“The measures that we have just announced are economic measures, trying to tackle the current economic difficulties and the coming economic headwind. It is not related to the political difficulties that we are facing,” Financial Secretary Paul Chan said.
“I refer to the political difficulties in order not to cause any confusion between the two. I just want to make sure our friends in the media and public know where we are [coming] from.”
The beleaguered Carrie Lam administration had been accused of paralysis and inaction by critics and even some allies. Some pro-government political parties have been putting pressure on the government to get proactive, warning they could face a strong backlash during the upcoming district council election in November.

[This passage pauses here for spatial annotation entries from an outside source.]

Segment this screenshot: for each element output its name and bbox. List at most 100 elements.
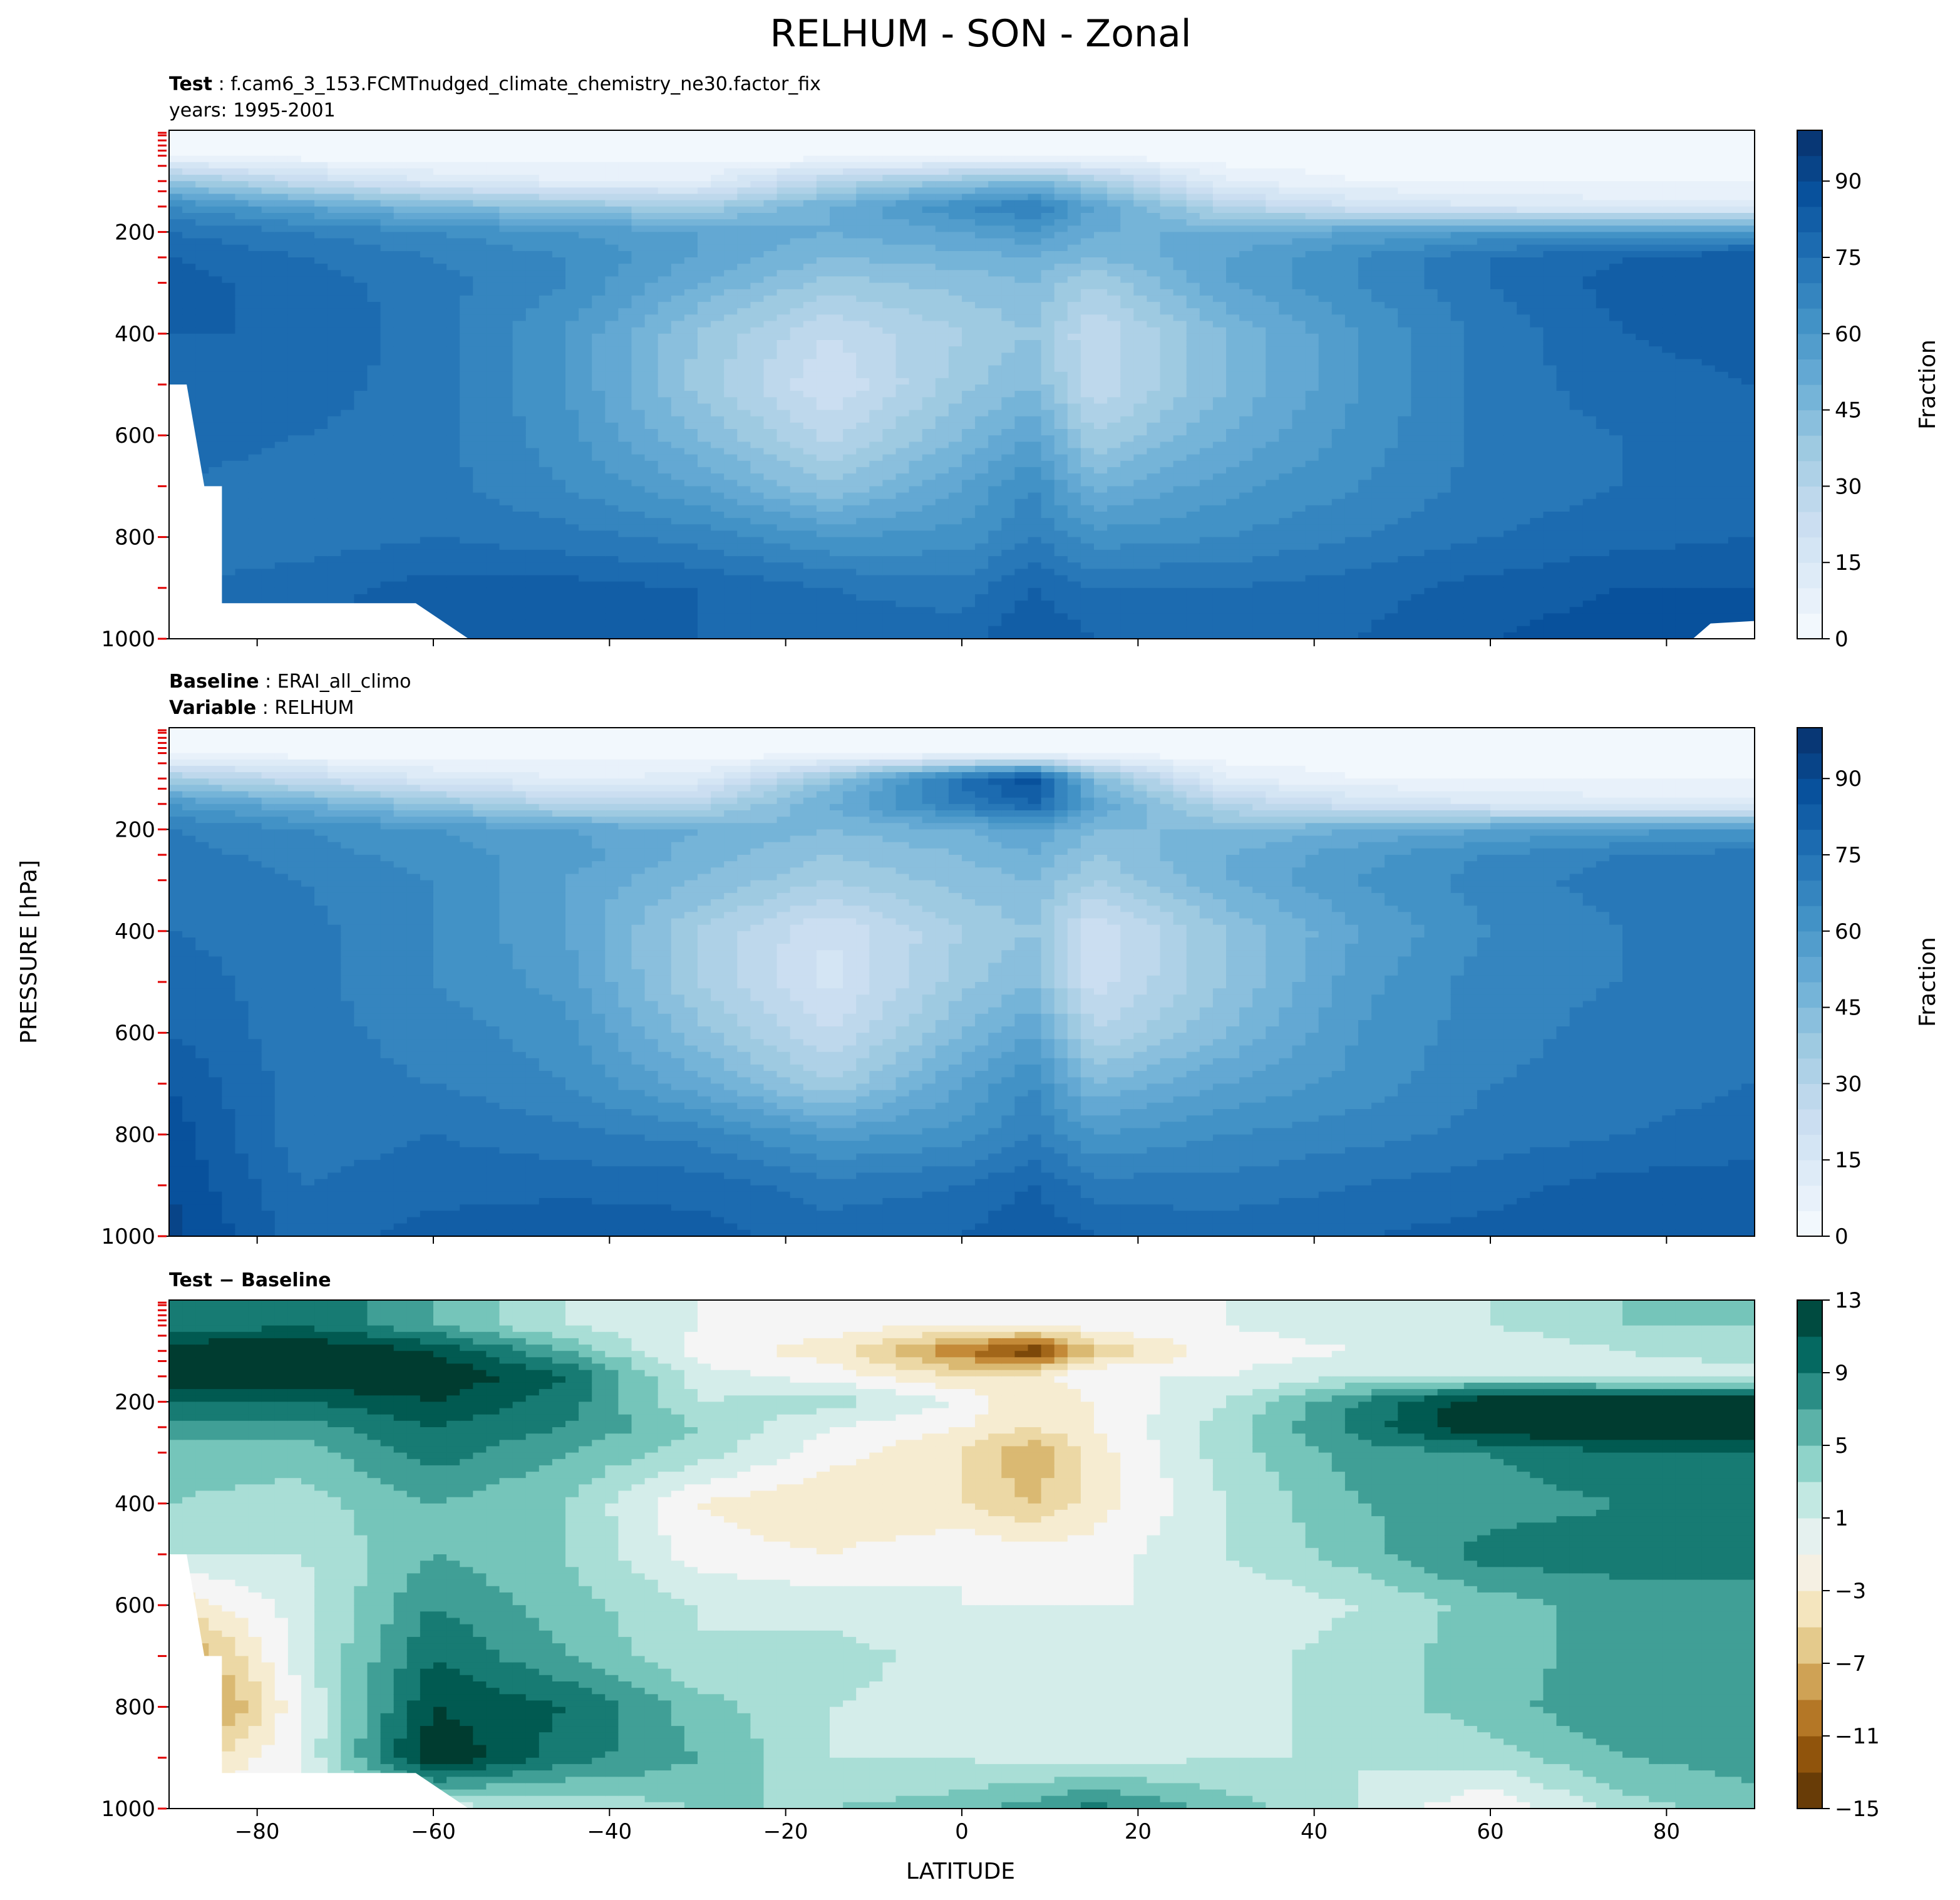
field-cell xyxy=(830,498,843,506)
field-cell xyxy=(512,289,527,296)
field-cell xyxy=(790,460,804,468)
field-cell xyxy=(460,587,474,595)
field-cell xyxy=(406,403,421,411)
field-cell xyxy=(869,353,884,360)
field-cell xyxy=(406,575,421,582)
field-cell xyxy=(803,365,817,373)
field-cell xyxy=(169,187,183,195)
field-cell xyxy=(328,270,342,277)
field-cell xyxy=(301,460,315,468)
field-cell xyxy=(605,435,619,443)
field-cell xyxy=(618,480,632,487)
field-cell xyxy=(935,250,949,258)
field-cell xyxy=(644,333,659,341)
field-cell xyxy=(724,238,738,245)
field-cell xyxy=(512,512,527,519)
field-cell xyxy=(763,295,778,302)
field-cell xyxy=(830,181,843,188)
field-cell xyxy=(856,378,870,385)
field-cell xyxy=(988,225,1003,233)
field-cell xyxy=(750,581,765,589)
field-cell xyxy=(816,448,830,455)
field-cell xyxy=(261,175,276,182)
field-cell xyxy=(737,492,751,500)
field-cell xyxy=(287,155,302,163)
field-cell xyxy=(592,250,606,258)
field-cell xyxy=(433,137,447,144)
field-cell xyxy=(803,282,817,290)
field-cell xyxy=(433,264,447,271)
field-cell xyxy=(724,607,738,614)
field-cell xyxy=(209,250,223,258)
field-cell xyxy=(909,302,923,309)
field-cell xyxy=(803,162,817,169)
field-cell xyxy=(631,257,646,264)
field-cell xyxy=(473,473,487,481)
field-cell xyxy=(803,333,817,341)
field-cell xyxy=(737,460,751,468)
field-cell xyxy=(525,219,540,227)
field-cell xyxy=(499,607,513,614)
field-cell xyxy=(274,422,289,430)
field-cell xyxy=(499,359,513,366)
field-cell xyxy=(446,321,460,328)
field-cell xyxy=(354,524,368,532)
field-cell xyxy=(380,537,395,544)
field-cell xyxy=(711,130,725,137)
field-cell xyxy=(486,219,500,227)
field-cell xyxy=(816,575,830,582)
field-cell xyxy=(790,327,804,334)
field-cell xyxy=(393,435,408,443)
field-cell xyxy=(579,613,592,621)
field-cell xyxy=(816,257,830,264)
field-cell xyxy=(195,321,210,328)
field-cell xyxy=(856,391,870,398)
field-cell xyxy=(393,130,408,137)
field-cell xyxy=(644,607,659,614)
field-cell xyxy=(618,626,632,633)
field-cell xyxy=(460,473,474,481)
field-cell xyxy=(287,321,302,328)
field-cell xyxy=(869,537,884,544)
field-cell xyxy=(420,524,434,532)
field-cell xyxy=(420,385,434,391)
field-cell xyxy=(341,206,355,214)
field-cell xyxy=(328,460,342,468)
field-cell xyxy=(975,321,989,328)
field-cell xyxy=(790,435,804,443)
field-cell xyxy=(539,213,553,220)
field-cell xyxy=(539,378,553,385)
field-cell xyxy=(737,314,751,322)
field-cell xyxy=(684,581,698,589)
field-cell xyxy=(301,569,315,576)
field-cell xyxy=(552,435,566,443)
field-cell xyxy=(354,346,368,354)
field-cell xyxy=(737,397,751,405)
field-cell xyxy=(274,340,289,347)
field-cell xyxy=(618,575,632,582)
field-cell xyxy=(724,321,738,328)
field-cell xyxy=(499,524,513,532)
field-cell xyxy=(618,359,632,366)
field-cell xyxy=(658,353,672,360)
field-cell xyxy=(869,607,884,614)
field-cell xyxy=(763,524,778,532)
field-cell xyxy=(565,512,579,519)
field-cell xyxy=(367,181,381,188)
field-cell xyxy=(406,454,421,462)
field-cell xyxy=(314,422,328,430)
field-cell xyxy=(261,448,276,455)
field-cell xyxy=(499,626,513,633)
field-cell xyxy=(328,137,342,144)
field-cell xyxy=(446,518,460,525)
field-cell xyxy=(433,543,447,550)
field-cell xyxy=(895,587,910,595)
field-cell xyxy=(195,403,210,411)
field-cell xyxy=(763,168,778,175)
field-cell xyxy=(631,524,646,532)
field-cell xyxy=(790,594,804,601)
field-cell xyxy=(565,282,579,290)
field-cell xyxy=(328,213,342,220)
field-cell xyxy=(195,441,210,449)
field-cell xyxy=(658,155,672,163)
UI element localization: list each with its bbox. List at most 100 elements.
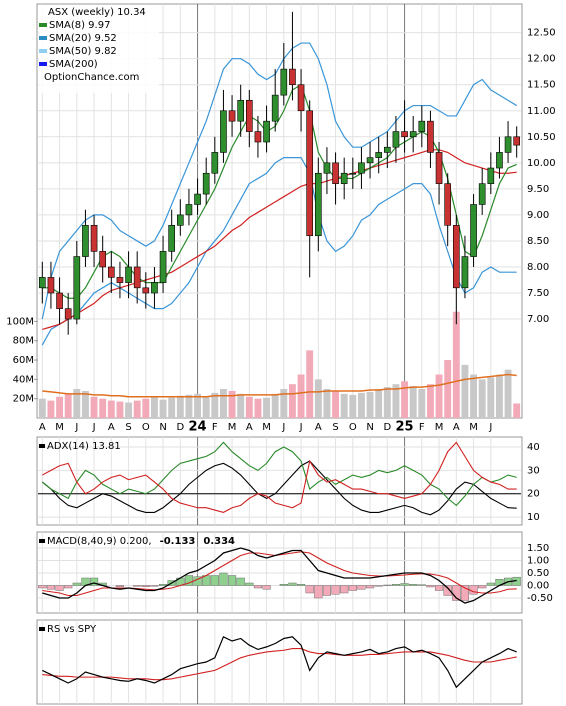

But Chan and other officials said the purpose of the measures was not to quell public discontent.
“You may ask whether these measures are in response to political pressure as a result of the extradition bill incident. I can tell you the two are not related at all,” he said.
“The purpose of the measures is to relieve the burdens of SMEs and our people. Through these measures we hope that the people of Hong Kong would be able to maintain their confidence in the economy and spend more,” said Chan.
He said this is just like government taking precautions ahead of a typhoon.
“When the typhoon signal number 3 is hoisted and … expect a direct hit [later], we should take the necessary precautionary measures,” the secretary said.
Commerce Minister Edward Yau also echoed Chan’s remarks. The measures we announced are not what protesters are demanding, he said, so you can’t say this is in response to the agitation.